Lorsque le trappiste tombe sérieusement malade, il ne quitte pas ses habits, il gît couché sur son lit de mort, tel qu’il a prié et travaillé pendant sa frugale et silencieuse existence et quand la mort libératrice arrive, avant même qu’on l’ait porté, revêtu de sa robe, pour faire sa dernière station à la chapelle, au milieu des chants de la communauté, du haut du clocheton d’ardoise la cloche tinte en sons joyeux, comme pour un mariage, annonçant qu’une autre âme s’est envolée vers la patrie céleste.

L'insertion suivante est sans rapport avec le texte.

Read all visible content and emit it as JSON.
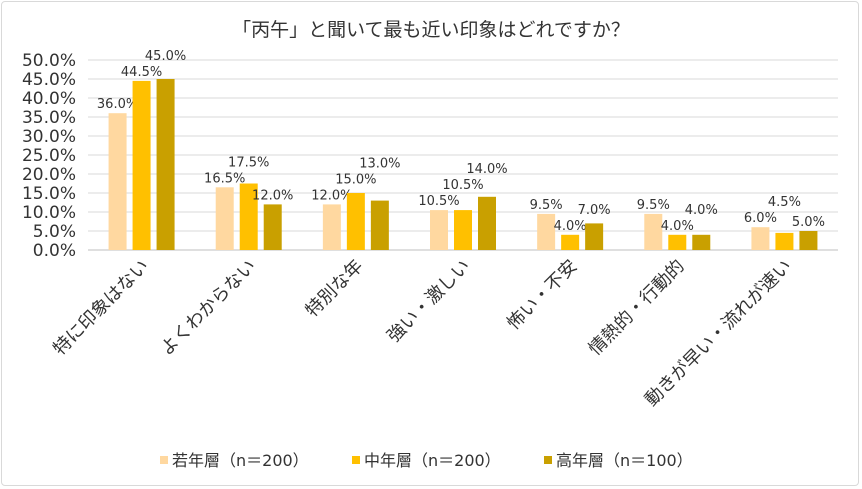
{
  "chart_data": {
    "type": "bar",
    "title": "「丙午」と聞いて最も近い印象はどれですか？",
    "xlabel": "",
    "ylabel": "",
    "ylim": [
      0,
      50
    ],
    "yticks": [
      "0.0%",
      "5.0%",
      "10.0%",
      "15.0%",
      "20.0%",
      "25.0%",
      "30.0%",
      "35.0%",
      "40.0%",
      "45.0%",
      "50.0%"
    ],
    "grid": true,
    "legend_position": "bottom",
    "categories": [
      "特に印象はない",
      "よくわからない",
      "特別な年",
      "強い・激しい",
      "怖い・不安",
      "情熱的・行動的",
      "動きが早い・流れが速い"
    ],
    "series": [
      {
        "name": "若年層（n＝200）",
        "color": "#FFD8A0",
        "values": [
          36.0,
          16.5,
          12.0,
          10.5,
          9.5,
          9.5,
          6.0
        ],
        "labels": [
          "36.0%",
          "16.5%",
          "12.0%",
          "10.5%",
          "9.5%",
          "9.5%",
          "6.0%"
        ]
      },
      {
        "name": "中年層（n＝200）",
        "color": "#FFC000",
        "values": [
          44.5,
          17.5,
          15.0,
          10.5,
          4.0,
          4.0,
          4.5
        ],
        "labels": [
          "44.5%",
          "17.5%",
          "15.0%",
          "10.5%",
          "4.0%",
          "4.0%",
          "4.5%"
        ]
      },
      {
        "name": "高年層（n＝100）",
        "color": "#C9A000",
        "values": [
          45.0,
          12.0,
          13.0,
          14.0,
          7.0,
          4.0,
          5.0
        ],
        "labels": [
          "45.0%",
          "12.0%",
          "13.0%",
          "14.0%",
          "7.0%",
          "4.0%",
          "5.0%"
        ]
      }
    ]
  }
}
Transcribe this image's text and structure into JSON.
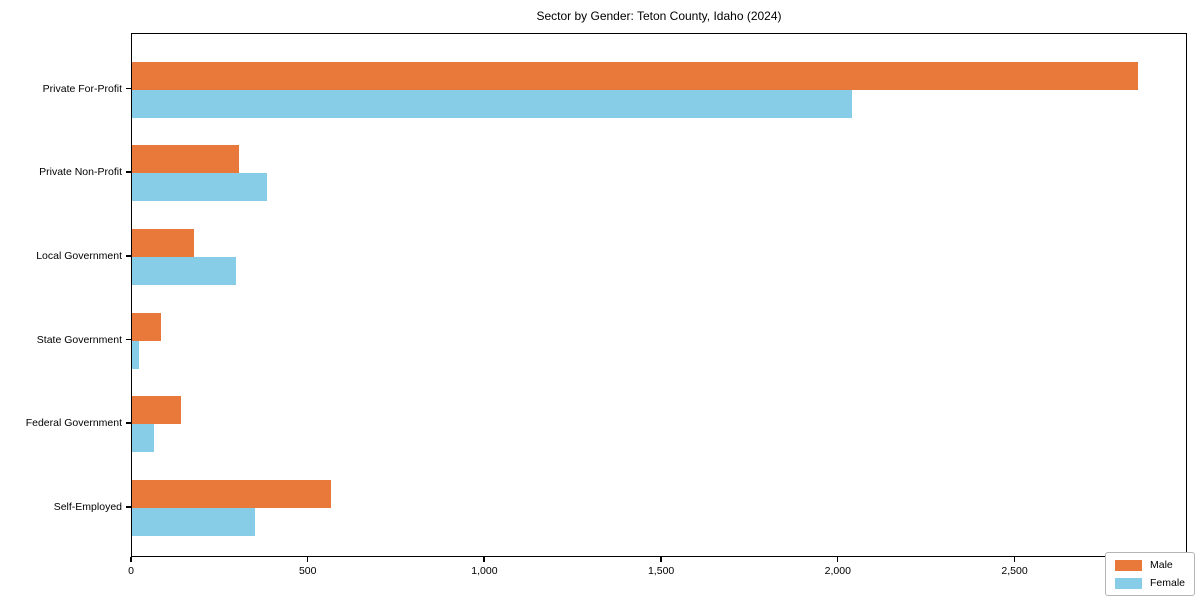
{
  "chart_data": {
    "type": "bar",
    "orientation": "horizontal",
    "title": "Sector by Gender: Teton County, Idaho (2024)",
    "categories": [
      "Private For-Profit",
      "Private Non-Profit",
      "Local Government",
      "State Government",
      "Federal Government",
      "Self-Employed"
    ],
    "series": [
      {
        "name": "Male",
        "color": "#e8793a",
        "values": [
          2846,
          303,
          174,
          81,
          139,
          564
        ]
      },
      {
        "name": "Female",
        "color": "#87cde8",
        "values": [
          2036,
          382,
          294,
          21,
          61,
          349
        ]
      }
    ],
    "xlabel": "",
    "ylabel": "",
    "xlim": [
      0,
      2988
    ],
    "xticks": {
      "values": [
        0,
        500,
        1000,
        1500,
        2000,
        2500
      ],
      "labels": [
        "0",
        "500",
        "1,000",
        "1,500",
        "2,000",
        "2,500"
      ]
    },
    "grid": false,
    "legend": {
      "position": "lower right",
      "entries": [
        "Male",
        "Female"
      ]
    }
  }
}
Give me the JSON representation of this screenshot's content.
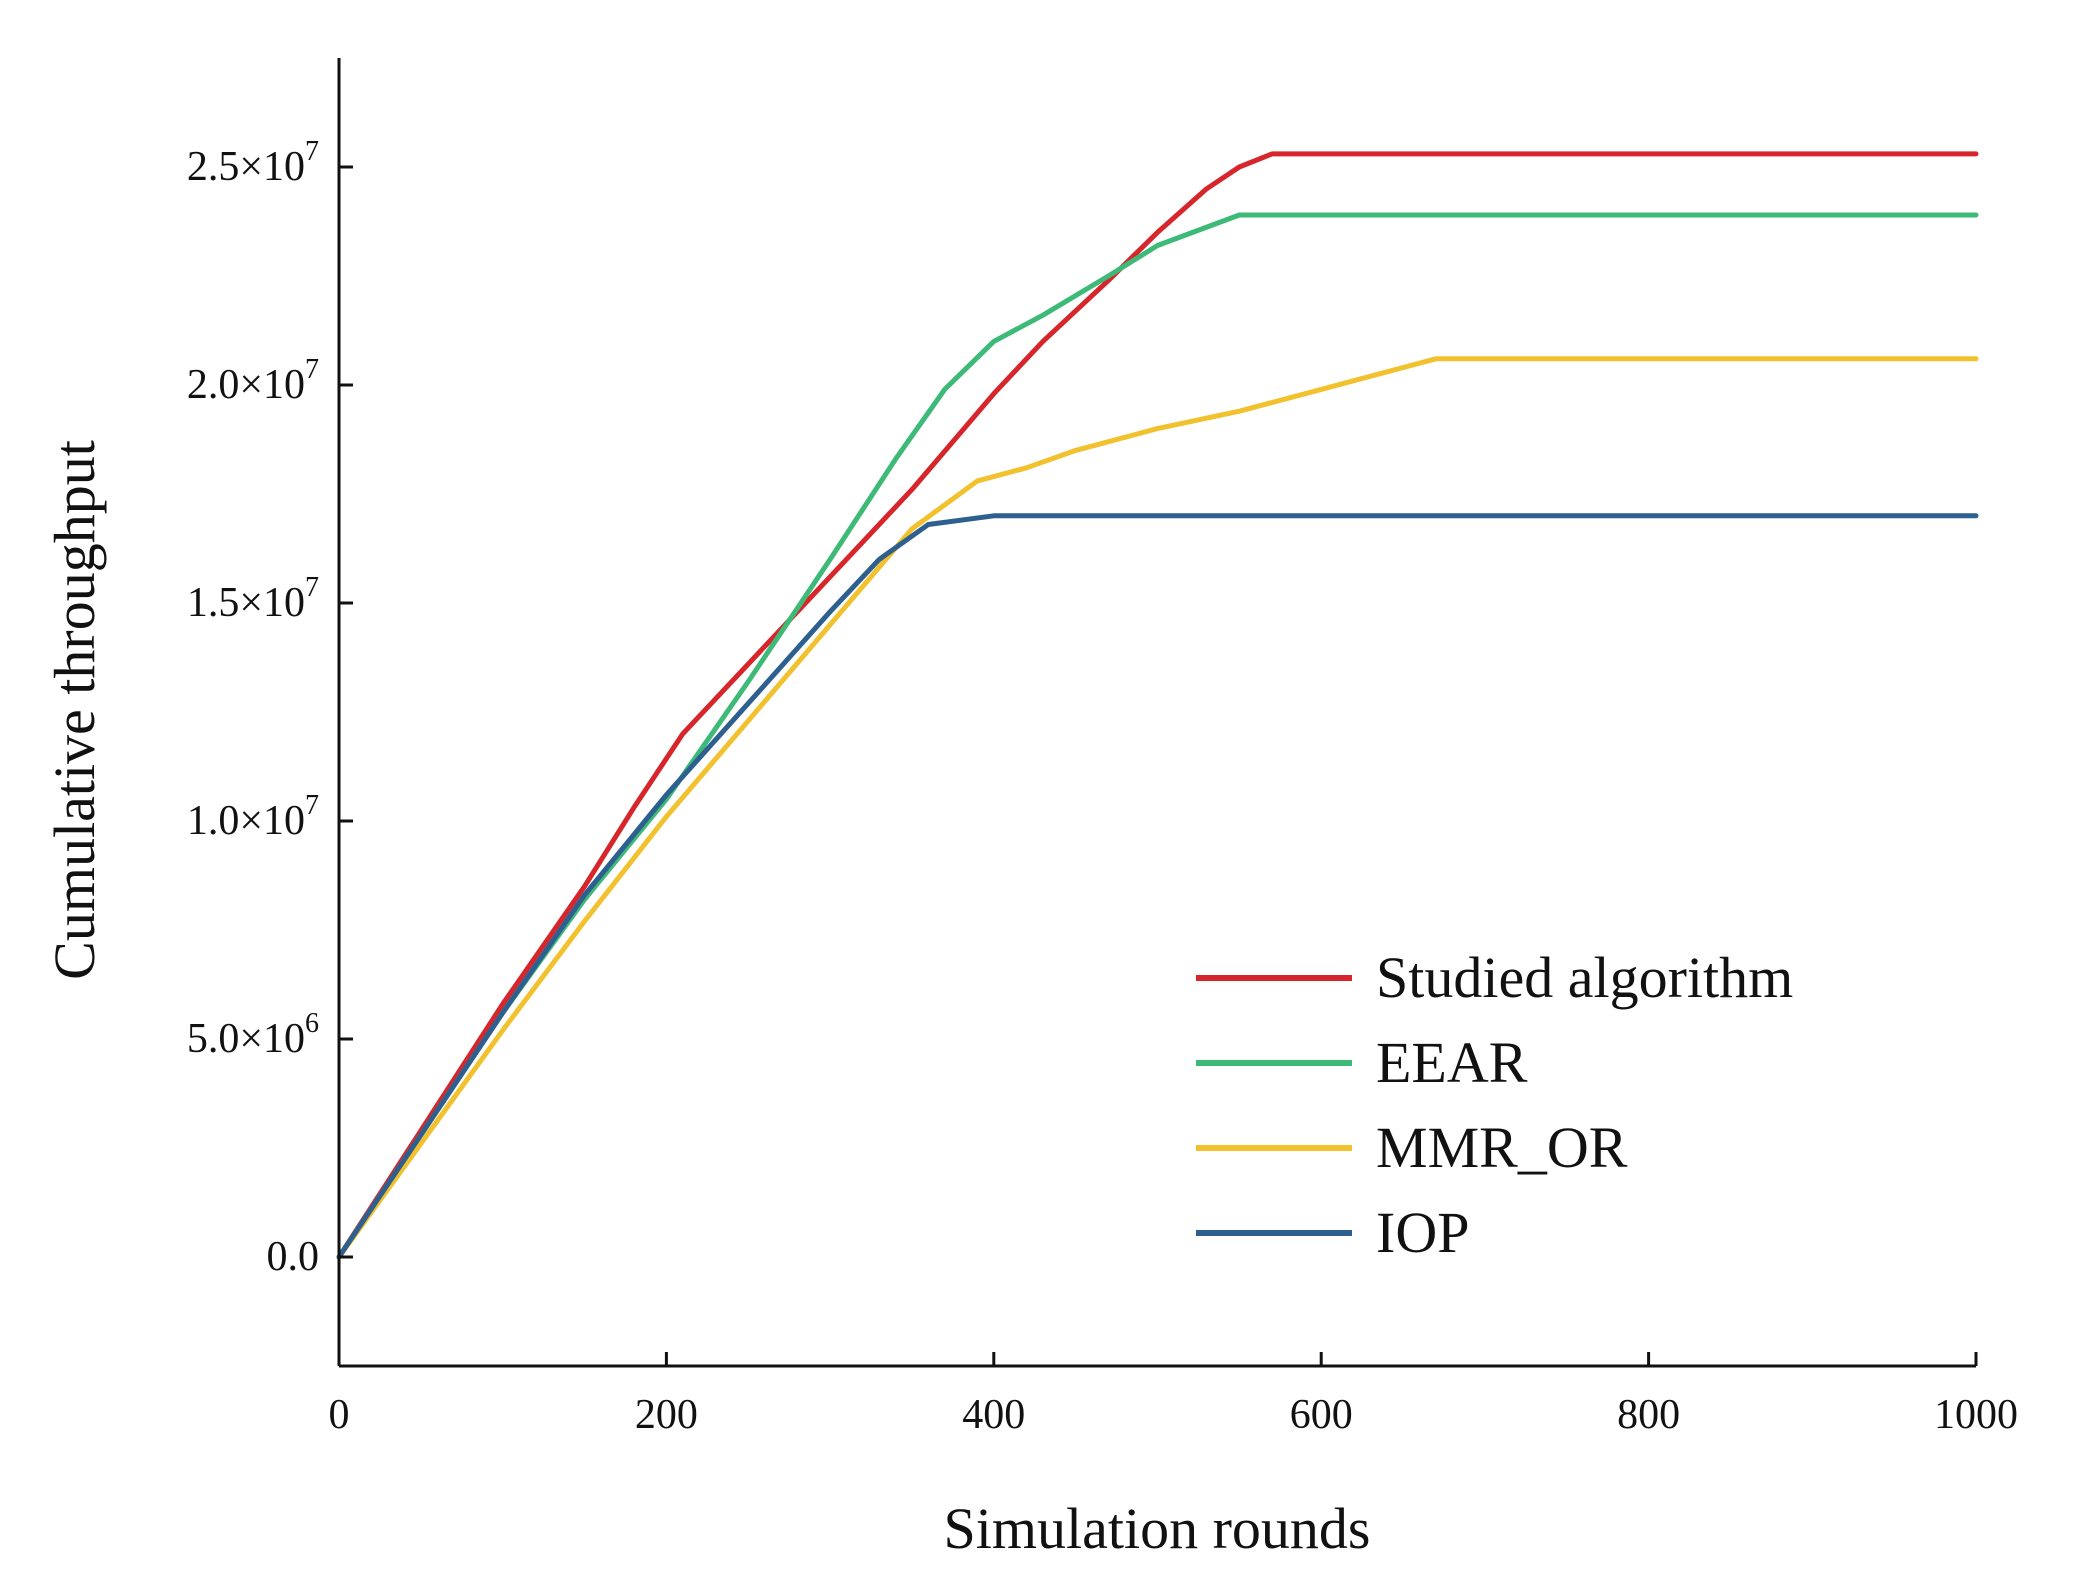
{
  "chart_data": {
    "type": "line",
    "title": "",
    "xlabel": "Simulation rounds",
    "ylabel": "Cumulative throughput",
    "xlim": [
      0,
      1000
    ],
    "ylim": [
      -2500000,
      27500000
    ],
    "x_ticks": [
      {
        "value": 0,
        "label": "0"
      },
      {
        "value": 200,
        "label": "200"
      },
      {
        "value": 400,
        "label": "400"
      },
      {
        "value": 600,
        "label": "600"
      },
      {
        "value": 800,
        "label": "800"
      },
      {
        "value": 1000,
        "label": "1000"
      }
    ],
    "y_ticks": [
      {
        "value": 0,
        "mantissa": "0.0",
        "exponent": ""
      },
      {
        "value": 5000000,
        "mantissa": "5.0×10",
        "exponent": "6"
      },
      {
        "value": 10000000,
        "mantissa": "1.0×10",
        "exponent": "7"
      },
      {
        "value": 15000000,
        "mantissa": "1.5×10",
        "exponent": "7"
      },
      {
        "value": 20000000,
        "mantissa": "2.0×10",
        "exponent": "7"
      },
      {
        "value": 25000000,
        "mantissa": "2.5×10",
        "exponent": "7"
      }
    ],
    "grid": false,
    "legend_position": "bottom-right",
    "series": [
      {
        "name": "Studied algorithm",
        "color": "#d7262b",
        "points": [
          [
            0,
            0
          ],
          [
            50,
            2900000
          ],
          [
            100,
            5800000
          ],
          [
            150,
            8500000
          ],
          [
            180,
            10300000
          ],
          [
            210,
            12000000
          ],
          [
            230,
            12800000
          ],
          [
            260,
            14000000
          ],
          [
            300,
            15600000
          ],
          [
            350,
            17600000
          ],
          [
            400,
            19800000
          ],
          [
            430,
            21000000
          ],
          [
            470,
            22400000
          ],
          [
            500,
            23500000
          ],
          [
            530,
            24500000
          ],
          [
            550,
            25000000
          ],
          [
            570,
            25300000
          ],
          [
            1000,
            25300000
          ]
        ]
      },
      {
        "name": "EEAR",
        "color": "#3dba78",
        "points": [
          [
            0,
            0
          ],
          [
            50,
            2800000
          ],
          [
            100,
            5600000
          ],
          [
            150,
            8200000
          ],
          [
            200,
            10500000
          ],
          [
            250,
            13200000
          ],
          [
            300,
            16000000
          ],
          [
            340,
            18300000
          ],
          [
            370,
            19900000
          ],
          [
            400,
            21000000
          ],
          [
            430,
            21600000
          ],
          [
            470,
            22500000
          ],
          [
            500,
            23200000
          ],
          [
            550,
            23900000
          ],
          [
            1000,
            23900000
          ]
        ]
      },
      {
        "name": "MMR_OR",
        "color": "#f2c12e",
        "points": [
          [
            0,
            0
          ],
          [
            50,
            2600000
          ],
          [
            100,
            5200000
          ],
          [
            150,
            7700000
          ],
          [
            200,
            10100000
          ],
          [
            250,
            12300000
          ],
          [
            300,
            14500000
          ],
          [
            350,
            16700000
          ],
          [
            390,
            17800000
          ],
          [
            420,
            18100000
          ],
          [
            450,
            18500000
          ],
          [
            500,
            19000000
          ],
          [
            550,
            19400000
          ],
          [
            600,
            19900000
          ],
          [
            640,
            20300000
          ],
          [
            670,
            20600000
          ],
          [
            1000,
            20600000
          ]
        ]
      },
      {
        "name": "IOP",
        "color": "#2d5f8f",
        "points": [
          [
            0,
            0
          ],
          [
            50,
            2800000
          ],
          [
            100,
            5600000
          ],
          [
            150,
            8300000
          ],
          [
            200,
            10600000
          ],
          [
            250,
            12700000
          ],
          [
            300,
            14800000
          ],
          [
            330,
            16000000
          ],
          [
            360,
            16800000
          ],
          [
            400,
            17000000
          ],
          [
            1000,
            17000000
          ]
        ]
      }
    ]
  }
}
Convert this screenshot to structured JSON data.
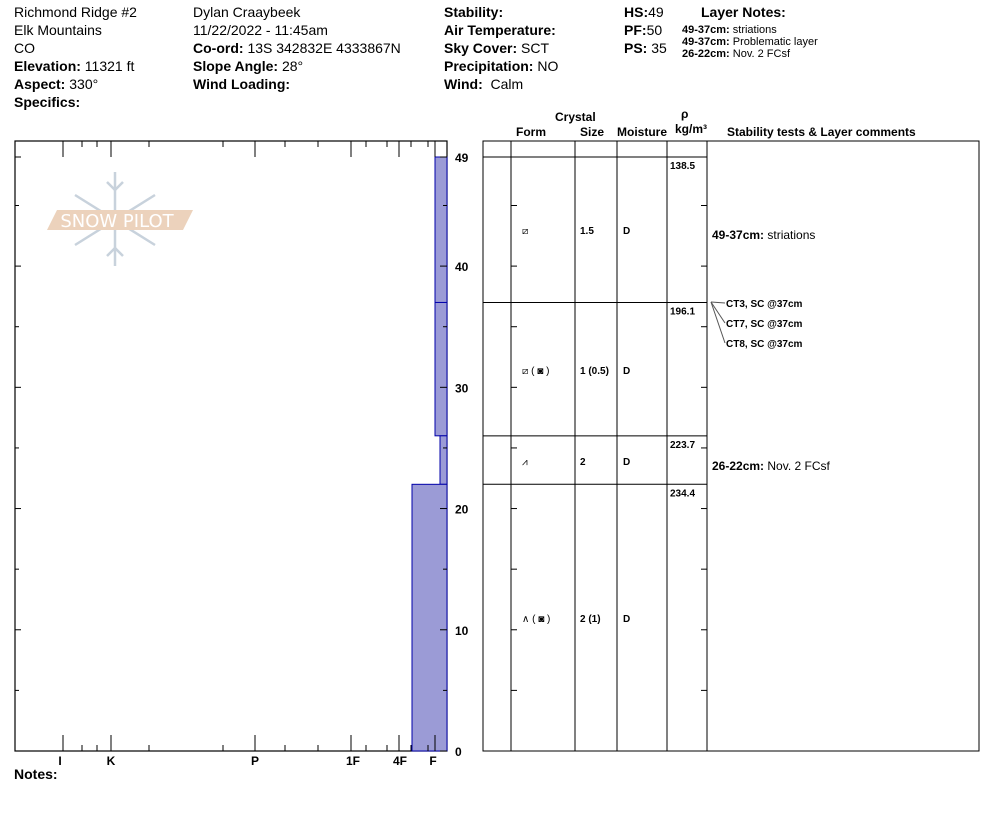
{
  "header": {
    "location": "Richmond Ridge #2",
    "range": "Elk Mountains",
    "state": "CO",
    "elevation_label": "Elevation:",
    "elevation": "11321 ft",
    "aspect_label": "Aspect:",
    "aspect": "330°",
    "specifics_label": "Specifics:",
    "observer": "Dylan Craaybeek",
    "datetime": "11/22/2022 - 11:45am",
    "coord_label": "Co-ord:",
    "coord": "13S 342832E 4333867N",
    "slope_label": "Slope Angle:",
    "slope": "28°",
    "wind_loading_label": "Wind Loading:",
    "stability_label": "Stability:",
    "air_temp_label": "Air Temperature:",
    "sky_label": "Sky Cover:",
    "sky": "SCT",
    "precip_label": "Precipitation:",
    "precip": "NO",
    "wind_label": "Wind:",
    "wind": "Calm",
    "hs_label": "HS:",
    "hs": "49",
    "pf_label": "PF:",
    "pf": "50",
    "ps_label": "PS:",
    "ps": "35",
    "layer_notes_title": "Layer Notes:",
    "layer_notes": [
      {
        "range": "49-37cm:",
        "text": "striations"
      },
      {
        "range": "49-37cm:",
        "text": "Problematic layer"
      },
      {
        "range": "26-22cm:",
        "text": "Nov. 2 FCsf"
      }
    ]
  },
  "logo": {
    "text": "SNOW PILOT"
  },
  "table_headers": {
    "crystal": "Crystal",
    "form": "Form",
    "size": "Size",
    "moisture": "Moisture",
    "rho": "ρ",
    "density_unit": "kg/m³",
    "comments": "Stability tests & Layer comments"
  },
  "notes_label": "Notes:",
  "chart_data": {
    "type": "bar",
    "ylim": [
      0,
      49
    ],
    "y_ticks": [
      "49",
      "40",
      "30",
      "20",
      "10",
      "0"
    ],
    "x_tick_labels": [
      "I",
      "K",
      "P",
      "1F",
      "4F",
      "F"
    ],
    "fill_color": "#9b9bd6",
    "edge_color": "#0000aa",
    "layers": [
      {
        "top": 49,
        "bottom": 37,
        "hardness": "F",
        "form": "⧄",
        "size": "1.5",
        "moisture": "D",
        "density": "138.5",
        "comment_range": "49-37cm:",
        "comment": "striations"
      },
      {
        "top": 37,
        "bottom": 26,
        "hardness": "F",
        "form": "⧄ ( ◙ )",
        "size": "1 (0.5)",
        "moisture": "D",
        "density": "196.1",
        "comment_range": "",
        "comment": ""
      },
      {
        "top": 26,
        "bottom": 22,
        "hardness": "F-",
        "form": "⩘",
        "size": "2",
        "moisture": "D",
        "density": "223.7",
        "comment_range": "26-22cm:",
        "comment": "Nov. 2 FCsf"
      },
      {
        "top": 22,
        "bottom": 0,
        "hardness": "4F-F",
        "form": "∧ ( ◙ )",
        "size": "2 (1)",
        "moisture": "D",
        "density": "234.4",
        "comment_range": "",
        "comment": ""
      }
    ],
    "stability_tests": [
      "CT3, SC @37cm",
      "CT7, SC @37cm",
      "CT8, SC @37cm"
    ]
  }
}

Le soir, Stevenson conduit par le bon Irlandais prit place dans la tribune pour entendre les complies et le Salve Regina qui terminent la journée des religieux Cisterciens. Les murs blancs de la chapelle, les moines encapuchonnés dans le chœur, les cierges allumés, les chants mâles, suivis d’un profond silence et le spectacle de toutes ces têtes inclinées pour la prière, puis la cloche sonnant la fin de l’office et l’heure du repos: tout cela impressionna fortement l’étranger. Il rentra fatigué dans sa cellule et s’endormit au bruit du vent qui grondait dans le bois de pins environnant. Il fut éveillé dans la nuit noire, à 2 heures du matin, par la cloche qui sonnait le lever. Tous les frères se hâtaient de se rendre à la chapelle. Ceux qui sont morts pour le monde commençaient déjà à cette heure où tout repose encore, le cercle monotone de leurs travaux quotidiens. Stevenson qui n’était pas comme eux las des vanités de cette vie, se félicita de n’être pas mort au monde.